GNWT hopes new targets will increase Indigenous representation
Multi-year plans to increase Indigenous representation in the NWT government are set to be made public by the end of March.
Each GNWT department is expected to create plans that set three-year, five-year and 10-year targets for Indigenous recruitment and retention, part of an overarching initiative introduced in November last year.
On Wednesday, senior staff at the Department of Finance – which is overseeing that initiative – said plans will also aim to ensure Indigenous employees have fair access to senior management positions and support in those roles.
“If we achieve the fundamental goal of being inclusive, and culturally respectful, and representative of the public we’re serving, we’re a better public service for everyone and a better place to work,” said finance minister Caroline Wawzonek.
Wawzonek said the targets will form part of senior managers’ performance evaluations and progress will be publicly tracked.
The territorial government had promised the creation of such targets in 2020. Its affirmative action policy has long been accused of failing to meet the NWT’s needs.
In January, some residents at a public meeting told MLAs that policy is failing, objecting to what they considered to be internal nepotism, a lack of hiring oversight, missing entry-level positions, and the need to decentralize jobs currently based in Yellowknife.
The territory’s latest figures show 29 percent of the GNWT workforce is Indigenous. Three in every four identify as female. Comparatively, about half of the territory’s population is Indigenous.
As of March 2021, 20 percent of senior management positions at the territorial government were filled by Indigenous people and 20 percent by non-Indigenous residents born in the territory or who have lived here for more than half their life.
MLAs had earlier heard from some employees that they felt the GNWT’s hiring appeal process was ineffective and unfair.

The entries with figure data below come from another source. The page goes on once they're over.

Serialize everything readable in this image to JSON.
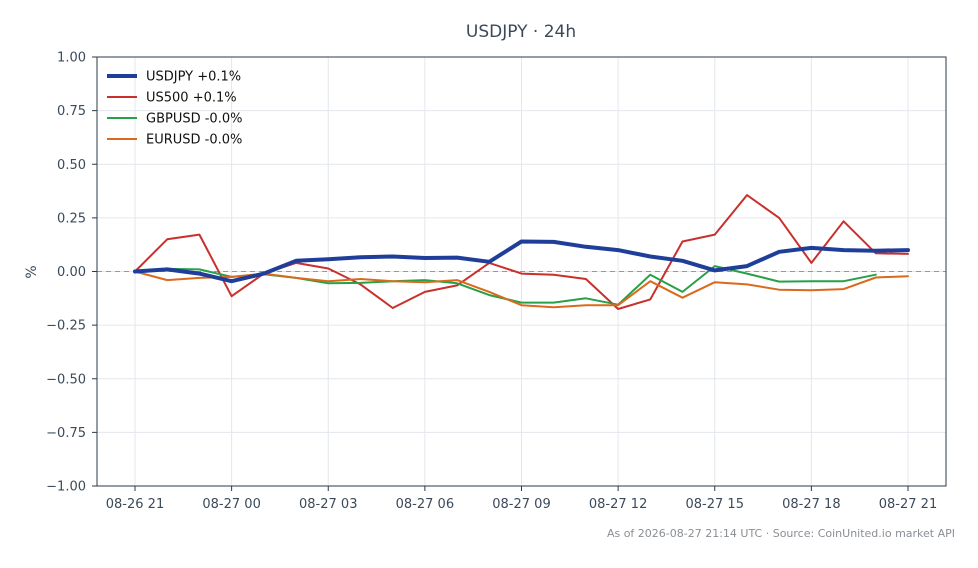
{
  "chart_data": {
    "type": "line",
    "title": "USDJPY · 24h",
    "ylabel": "%",
    "xlabel": "",
    "ylim": [
      -1.0,
      1.0
    ],
    "yticks": [
      1.0,
      0.75,
      0.5,
      0.25,
      0.0,
      -0.25,
      -0.5,
      -0.75,
      -1.0
    ],
    "ytick_labels": [
      "1.00",
      "0.75",
      "0.50",
      "0.25",
      "0.00",
      "−0.25",
      "−0.50",
      "−0.75",
      "−1.00"
    ],
    "xlim": [
      "08-26 21:00",
      "08-27 21:00"
    ],
    "xticks": [
      "08-26 21:00",
      "08-27 00:00",
      "08-27 03:00",
      "08-27 06:00",
      "08-27 09:00",
      "08-27 12:00",
      "08-27 15:00",
      "08-27 18:00",
      "08-27 21:00"
    ],
    "xtick_labels": [
      "08-26 21",
      "08-27 00",
      "08-27 03",
      "08-27 06",
      "08-27 09",
      "08-27 12",
      "08-27 15",
      "08-27 18",
      "08-27 21"
    ],
    "grid": true,
    "zero_line": true,
    "legend_position": "top-left",
    "x": [
      "08-26 21:00",
      "08-26 22:00",
      "08-26 23:00",
      "08-27 00:00",
      "08-27 01:00",
      "08-27 02:00",
      "08-27 03:00",
      "08-27 04:00",
      "08-27 05:00",
      "08-27 06:00",
      "08-27 07:00",
      "08-27 08:00",
      "08-27 09:00",
      "08-27 10:00",
      "08-27 11:00",
      "08-27 12:00",
      "08-27 13:00",
      "08-27 14:00",
      "08-27 15:00",
      "08-27 16:00",
      "08-27 17:00",
      "08-27 18:00",
      "08-27 19:00",
      "08-27 20:00",
      "08-27 21:00"
    ],
    "series": [
      {
        "name": "USDJPY +0.1%",
        "color": "#1f3e9a",
        "width": 4,
        "values": [
          0.0,
          0.01,
          -0.01,
          -0.045,
          -0.01,
          0.05,
          0.057,
          0.066,
          0.07,
          0.063,
          0.065,
          0.045,
          0.14,
          0.138,
          0.115,
          0.1,
          0.07,
          0.05,
          0.005,
          0.025,
          0.092,
          0.11,
          0.1,
          0.097,
          0.1
        ]
      },
      {
        "name": "US500 +0.1%",
        "color": "#c9302c",
        "width": 2,
        "values": [
          0.0,
          0.15,
          0.172,
          -0.115,
          -0.01,
          0.04,
          0.014,
          -0.06,
          -0.17,
          -0.095,
          -0.065,
          0.04,
          -0.01,
          -0.015,
          -0.035,
          -0.175,
          -0.13,
          0.14,
          0.172,
          0.356,
          0.25,
          0.04,
          0.234,
          0.085,
          0.082
        ]
      },
      {
        "name": "GBPUSD -0.0%",
        "color": "#27a047",
        "width": 2,
        "values": [
          0.0,
          0.012,
          0.01,
          -0.025,
          -0.013,
          -0.03,
          -0.055,
          -0.053,
          -0.045,
          -0.04,
          -0.055,
          -0.11,
          -0.145,
          -0.145,
          -0.125,
          -0.155,
          -0.015,
          -0.095,
          0.025,
          -0.01,
          -0.047,
          -0.045,
          -0.045,
          -0.015,
          null
        ]
      },
      {
        "name": "EURUSD -0.0%",
        "color": "#d96a1c",
        "width": 2,
        "values": [
          0.0,
          -0.04,
          -0.03,
          -0.025,
          -0.01,
          -0.03,
          -0.045,
          -0.035,
          -0.045,
          -0.05,
          -0.04,
          -0.095,
          -0.157,
          -0.167,
          -0.157,
          -0.157,
          -0.045,
          -0.122,
          -0.05,
          -0.06,
          -0.085,
          -0.087,
          -0.082,
          -0.028,
          -0.022
        ]
      }
    ],
    "footer": "As of 2026-08-27 21:14 UTC · Source: CoinUnited.io market API"
  }
}
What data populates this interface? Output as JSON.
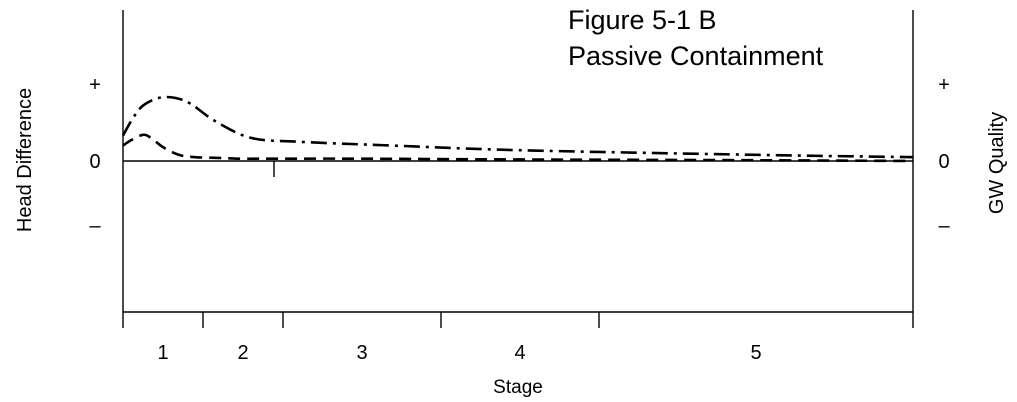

William MacKay, the deputy minister of finance, said this week the appeals process is operated externally and won’t change as part of the planned Indigenous recruitment and retention overhaul.
MacKay said the department is “confident in the appeals process and that it’s fair,” and that privacy issues explained why unsuccessful candidates are no longer told why their appeals are denied.
“The process is transparent, and fair, and independent of the government’s hiring process,” he said.